There was a question about lighting below a deck on the Greenbuilding list. The question was about using polycarbonate as a decking material. It might have the strength, but I would be concerned about the slip-resistance of it as a walking surface.

But another alternative that occurred to me is a deck prism I got some years ago. Before there was electric lighting on ships, this was a way of bringing light belowdecks without using lamps (wooden ships plus fire – bad).

The prism is just a chunk of solid glass. To use it as a light, it would be set flat-side up into the deck surface, with the pointed prism end protruding through the ceiling. Light striking the top passes through the glass and is scattered throughout the space below by the six facets of the prism. The one I have is 4″ across, and has a lip on the base that would let it be set through a deck opening (1-1/2″ thick) and held in place while being flush with the deck surface.
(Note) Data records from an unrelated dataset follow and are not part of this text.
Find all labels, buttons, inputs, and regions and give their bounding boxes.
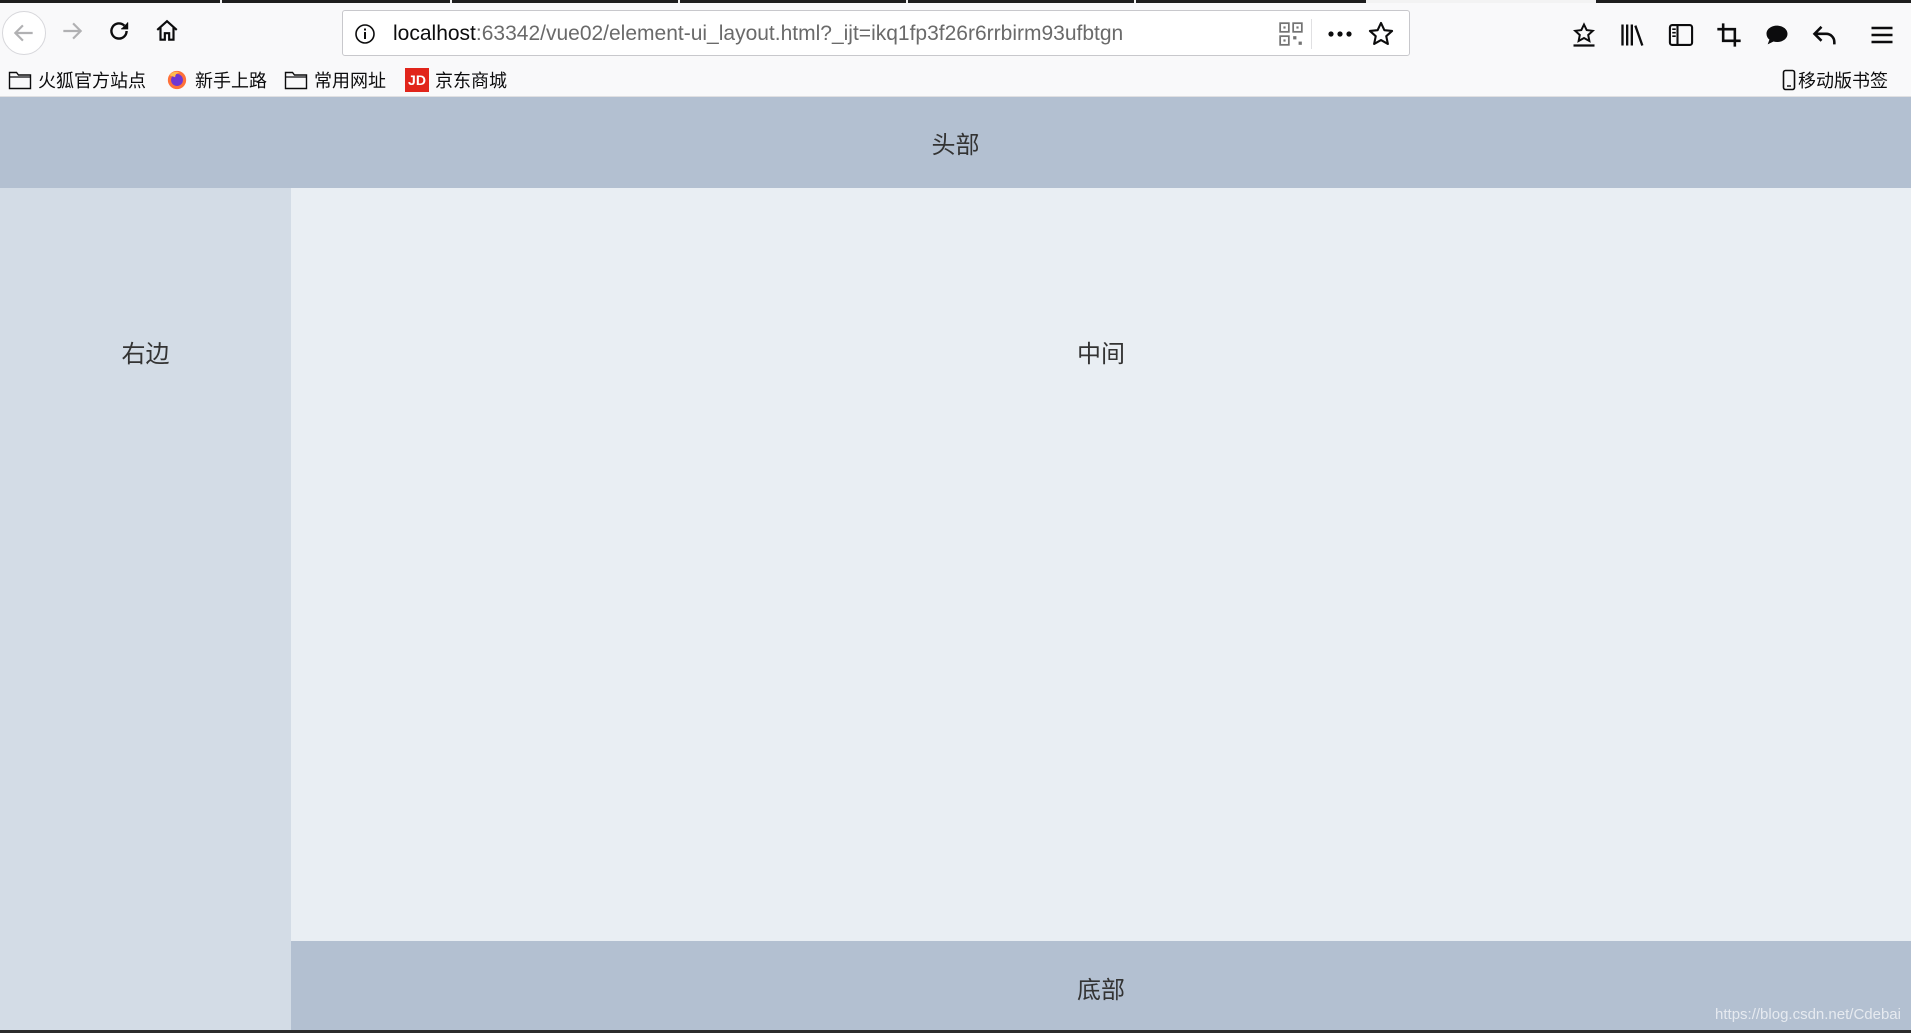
url-bar[interactable]: localhost:63342/vue02/element-ui_layout.… bbox=[342, 10, 1410, 56]
bookmark-getting-started[interactable]: 新手上路 bbox=[165, 63, 267, 97]
folder-icon bbox=[284, 71, 308, 90]
url-separator bbox=[1311, 19, 1312, 49]
chat-icon[interactable] bbox=[1763, 21, 1791, 49]
bookmark-label: 新手上路 bbox=[195, 71, 267, 92]
layout-main: 中间 bbox=[291, 188, 1911, 941]
sidebar-icon[interactable] bbox=[1667, 21, 1695, 49]
menu-icon[interactable] bbox=[1868, 21, 1896, 49]
bookmark-folder-common-sites[interactable]: 常用网址 bbox=[284, 63, 386, 97]
mobile-bookmarks-label: 移动版书签 bbox=[1798, 71, 1888, 92]
bookmark-label: 京东商城 bbox=[435, 71, 507, 92]
jd-icon: JD bbox=[405, 68, 429, 92]
aside-text: 右边 bbox=[121, 340, 170, 368]
url-host: localhost bbox=[393, 22, 476, 45]
footer-text: 底部 bbox=[1077, 975, 1125, 1004]
star-icon[interactable] bbox=[1367, 20, 1395, 48]
watermark: https://blog.csdn.net/Cdebai bbox=[1715, 1006, 1901, 1023]
back-icon bbox=[13, 24, 33, 42]
page-content: 头部 右边 中间 底部 https://blog.csdn.net/Cdebai bbox=[0, 97, 1911, 1033]
forward-button[interactable] bbox=[52, 11, 92, 51]
folder-icon bbox=[8, 71, 32, 90]
info-icon[interactable] bbox=[353, 22, 377, 46]
undo-icon[interactable] bbox=[1811, 21, 1839, 49]
header-text: 头部 bbox=[931, 131, 980, 159]
bookmark-label: 火狐官方站点 bbox=[38, 71, 146, 92]
firefox-icon bbox=[167, 70, 187, 90]
layout-footer: 底部 bbox=[291, 941, 1911, 1033]
url-text[interactable]: localhost:63342/vue02/element-ui_layout.… bbox=[393, 22, 1123, 46]
library-icon[interactable] bbox=[1619, 21, 1647, 49]
mobile-bookmarks[interactable]: 移动版书签 bbox=[1782, 63, 1888, 97]
mobile-phone-icon bbox=[1782, 69, 1796, 91]
more-icon[interactable] bbox=[1325, 21, 1355, 47]
bookmark-jd-mall[interactable]: JD 京东商城 bbox=[405, 63, 507, 97]
qr-code-icon[interactable] bbox=[1278, 21, 1304, 47]
layout-aside: 右边 bbox=[0, 188, 291, 1033]
download-icon[interactable] bbox=[1570, 21, 1598, 49]
reload-button[interactable] bbox=[99, 11, 139, 51]
forward-icon bbox=[63, 22, 83, 40]
bookmark-folder-firefox[interactable]: 火狐官方站点 bbox=[8, 63, 146, 97]
url-path: :63342/vue02/element-ui_layout.html?_ijt… bbox=[475, 22, 1124, 45]
home-icon bbox=[156, 19, 178, 41]
navigation-toolbar: localhost:63342/vue02/element-ui_layout.… bbox=[0, 3, 1911, 63]
screenshot-icon[interactable] bbox=[1715, 21, 1743, 49]
main-text: 中间 bbox=[1077, 340, 1125, 368]
bookmarks-toolbar: 火狐官方站点 新手上路 常用网址 JD 京东商城 移动版书签 bbox=[0, 63, 1911, 97]
bookmark-label: 常用网址 bbox=[314, 71, 386, 92]
home-button[interactable] bbox=[147, 11, 187, 51]
reload-icon bbox=[110, 22, 129, 40]
layout-header: 头部 bbox=[0, 97, 1911, 188]
back-button[interactable] bbox=[2, 11, 46, 55]
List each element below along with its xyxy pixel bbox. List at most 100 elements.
For a contemporary wood deck, I’m sure it wouldn’t be hard to fabricate a frame of some sort to hold the prism in place at the right depth so that the top would be even with the deck. I’d cut half-hexagon notches in two adjacent deck boards, rather than trying to cut a hexagonal hole in a single board.

Amazon carries a version of deck prism that looks very much like the one I have for only $15. I’ve had the one I have for more than a decade, but it’s only been a desk ornament for me. I have always wanted to put it to actual use. This could be an interesting use for it.